While the United States may be more liberal than the Philippines in matters of human sexuality, it is more conservative than many Western European countries. In the Netherlands and in the Scandinavian countries, for instance, sex education begins at a younger age than in the USA, and is far more comprehensive. Young people understand how their bodies work and how, if they choose to be sexually active, to avoid pregnancy.
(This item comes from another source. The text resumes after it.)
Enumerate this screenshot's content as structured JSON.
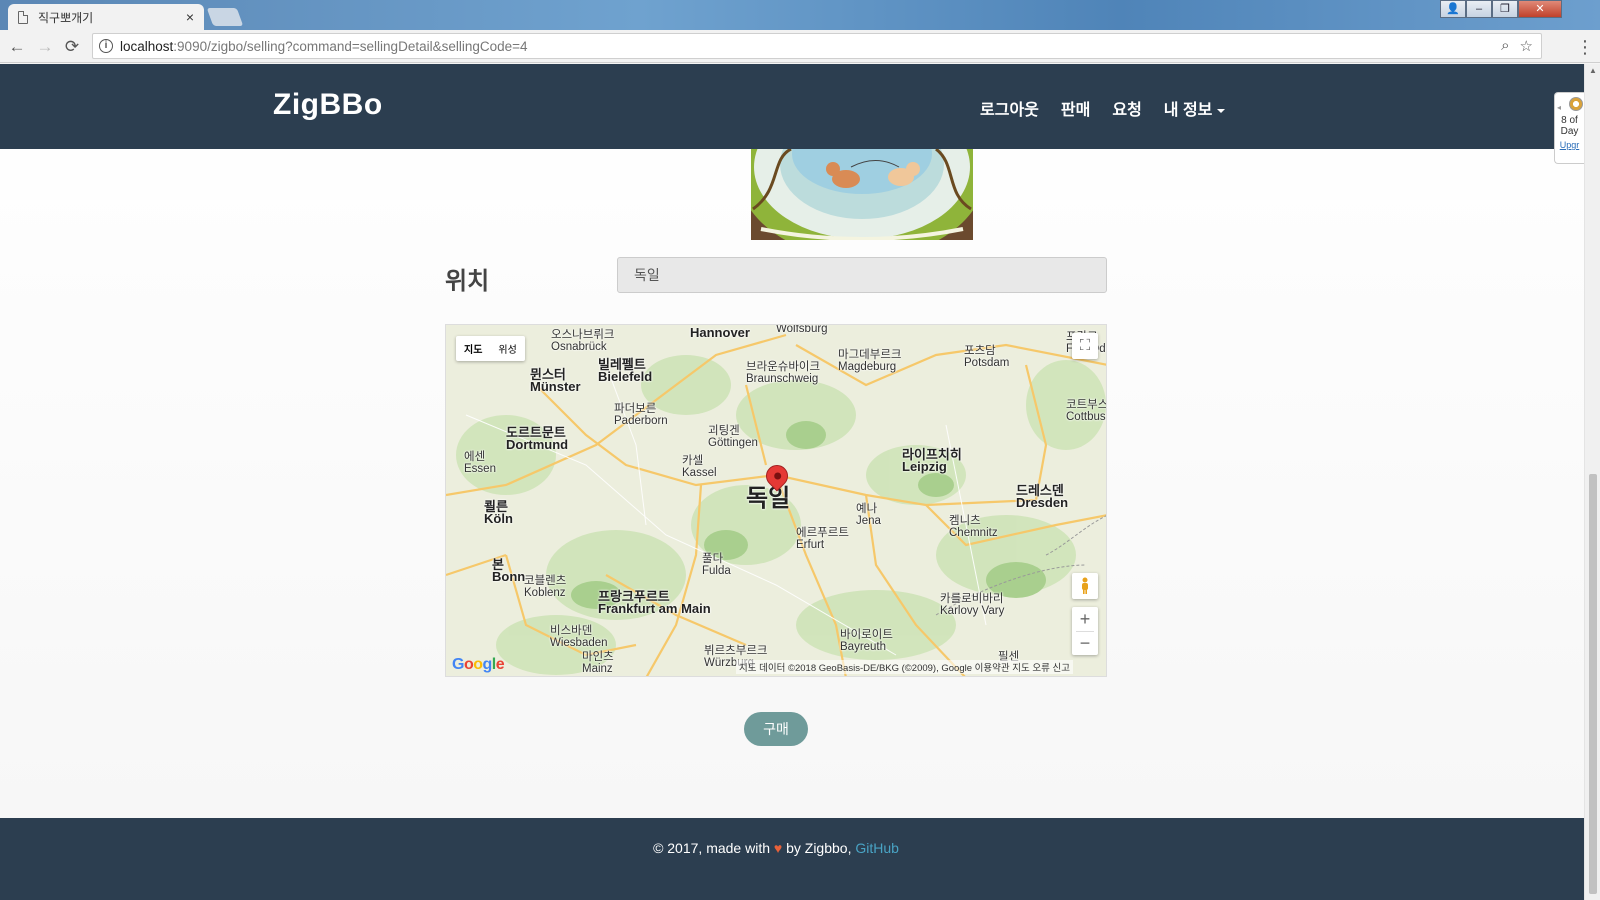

In these more liberal countries, however, young people start having sex at a later age and with far fewer pregnancies and abortions than in the relatively more conservative United States.

The basis of most Roman Catholic Social Teaching is what is called, “Natural Law.” Another way of talking about natural law is to speak of common sense or, simply, what we know from applying human reason. Common sense suggests that if couples have access to birth control – artificial or otherwise – there would be fewer unplanned pregnancies and fewer abortions.

Today in the Philippines a significant number of people are not Roman Catholic. They are Protestants, evangelicals, Muslims, members of other faiths, and nonbelievers. Add to that the greater number of Roman Catholics who choose not to live every aspect of their lives according to Roman Catholic teaching, and you probably have a majority of the population. This majority, while generally opposing abortion, accepts modern birth control and family planning as a normal part of modern life and deeply resents the imposition by the Roman Catholic Bishops of a minority point of view on the general population.

Insofar as there really is no abortion debate in the Philippines, it seems to be “artificial birth control” that has the Bishops so upset. It is the responsibility of the INQUIRER and other media to insist that the Bishops clarify this and to explain their reasoning. If their reasoning is flawed, it is the responsibility of the media to point this out.